Deseronto Transit
- Founded: August 2007
- Headquarters: 331 Main St., Deseronto, ON, K0K 1X0
- Service area: Deseronto
- Service type: Bus service
- Routes: 1
- Stops: 22
- Destinations: Belleville, Greater Napanee, Shannonville
- Hubs: Quinte Mall, Belleville
- Fleet: 4 Mini-Bus Vehicles
- Annual ridership: 4,745
- Operator: Town of Deseronto + Greater Napanee

= Deseronto Transit =

Public transport system in Ontario, Canada

Deseronto Transit was a public transit system in the Canadian town of Deseronto with connections to the towns of Belleville, Napanee and Tyendinaga. Service ran from 5AM-7PM, with no service on statuary holidays.

== History ==
Deseronto Transit was founded in 2007, providing limited service in Deseronto and Belleville.

On January 2, 2024, Deseronto Transit transitioned to a fixed route service, running from Belleville to Greater Napanee via Deseronto. Additional stops were added in Tyendinaga Mohawk Territory, in Shannonville, and throughout Greater Napanee.

All services ended on December 1, 2025.

== Connections ==
Deseronto Transit connected to Belleville Transit, in Belleville. It also indirectly connected with Quinte Transit at Quinte Mall.

== Fleet ==
Deseronto Transit utilized one 2012 GMC G4500, one 2016 Ford E-450, one 2018 Ford E-450 and one 2018 Dodge Caravan SE. The fleet is wheelchair-accessible.

== Stops ==
Deseronto Transit operated 22 stops, but curtailed service when the town of Greater Napanee withdrew its subsidy effective March 31, 2025.

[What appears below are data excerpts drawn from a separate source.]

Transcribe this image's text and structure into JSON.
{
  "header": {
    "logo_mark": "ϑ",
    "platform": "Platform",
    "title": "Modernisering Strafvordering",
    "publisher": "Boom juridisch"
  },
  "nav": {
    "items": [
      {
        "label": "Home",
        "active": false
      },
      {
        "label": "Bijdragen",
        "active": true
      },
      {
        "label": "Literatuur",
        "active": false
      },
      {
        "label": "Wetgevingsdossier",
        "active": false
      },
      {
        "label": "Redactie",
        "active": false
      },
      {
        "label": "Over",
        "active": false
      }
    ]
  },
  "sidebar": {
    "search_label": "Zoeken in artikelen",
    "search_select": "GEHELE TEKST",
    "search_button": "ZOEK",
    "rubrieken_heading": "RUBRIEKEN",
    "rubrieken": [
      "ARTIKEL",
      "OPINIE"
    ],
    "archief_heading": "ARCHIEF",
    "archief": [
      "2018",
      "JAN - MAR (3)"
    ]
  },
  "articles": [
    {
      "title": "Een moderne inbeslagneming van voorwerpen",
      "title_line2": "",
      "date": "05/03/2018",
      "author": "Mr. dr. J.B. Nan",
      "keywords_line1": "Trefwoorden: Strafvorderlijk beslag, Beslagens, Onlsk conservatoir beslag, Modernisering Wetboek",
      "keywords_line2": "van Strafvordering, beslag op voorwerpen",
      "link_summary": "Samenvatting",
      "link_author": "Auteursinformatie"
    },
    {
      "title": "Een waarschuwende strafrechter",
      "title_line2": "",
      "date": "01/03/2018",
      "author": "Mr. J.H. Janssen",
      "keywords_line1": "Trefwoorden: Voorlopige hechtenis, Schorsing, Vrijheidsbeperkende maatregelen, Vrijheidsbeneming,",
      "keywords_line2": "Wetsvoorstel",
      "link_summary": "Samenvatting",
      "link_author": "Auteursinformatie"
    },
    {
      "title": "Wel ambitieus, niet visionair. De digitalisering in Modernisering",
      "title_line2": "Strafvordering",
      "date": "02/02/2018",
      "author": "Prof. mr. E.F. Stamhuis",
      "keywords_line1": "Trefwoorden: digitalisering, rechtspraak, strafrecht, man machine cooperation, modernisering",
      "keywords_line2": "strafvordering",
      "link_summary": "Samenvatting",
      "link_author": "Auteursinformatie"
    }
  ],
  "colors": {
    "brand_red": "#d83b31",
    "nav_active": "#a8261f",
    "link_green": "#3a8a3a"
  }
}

Route map, with major stops indicated
| Stop Name | Town | Location |
|---|---|---|
| Lenadco Complex | Greater Napanee | 310 Bridge Street W |
| Lennox and Addington Hospital | Greater Napanee | 8 Richmond Park Drive |
| West Street at Baker Street | Greater Napanee | 80 Baker Street |
| Rotary Park/Napanee Library | Greater Napanee | 38 Pearl Street |
| Greater Napanee Market Square | Greater Napanee | 124 John Street |
| Camden Variety | Greater Napanee | 425 Camden Road |
| Chucks Roadhouse | Greater Napanee | 9 Jim Kimmet Boulevard |
| Walmart | Greater Napanee | 89 Jim Kimmet Boulevard |
| Strathcona Paper Centre | Greater Napanee | 16 McPherson Drive |
| No Frills | Greater Napanee | 450 Centre Street |
| Metro | Greater Napanee | 35 Alkenbrack Street |
| Napanee Municipal Offices | Greater Napanee | 99 Advance Avenue |
| 49 Quick Stop | Tyendinaga | 215 County Road #49 |
| Queen Street at York Road | Tyendinaga | 40 York Road |
| Deseronto Pentecostal Church | Deseronto | 467 Dundas Street |
| Deseronto Fire Hall | Deseronto | 315 Edmon Street |
| Main Street at Brant Street | Deseronto | 52 Brant St |
| Deseronto Catholic Church | Deseronto | 213 Dundas Street |
| Belleville Industrial Park (JBS Foods) | Belleville | 240 Jamieson Bone Road |
| Quinte Mall - Shoppers Drug Mart | Belleville | 390 North Front Street |
| Belleville Market Square/Bus Terminal | Belleville | 169 Pinnacle Street |
| Belleville Hospital | Belleville | 265 Dundas Street |
| Bayview Mall | Belleville | 470 Dundas Street |

== Fares ==
Deseronto Transit offered monthly passes, which were available at the Deseronto Town Hall, and several locations in the other municipalities. A one way fare for the whole route was $15, while travelling between townships and within them cost half that.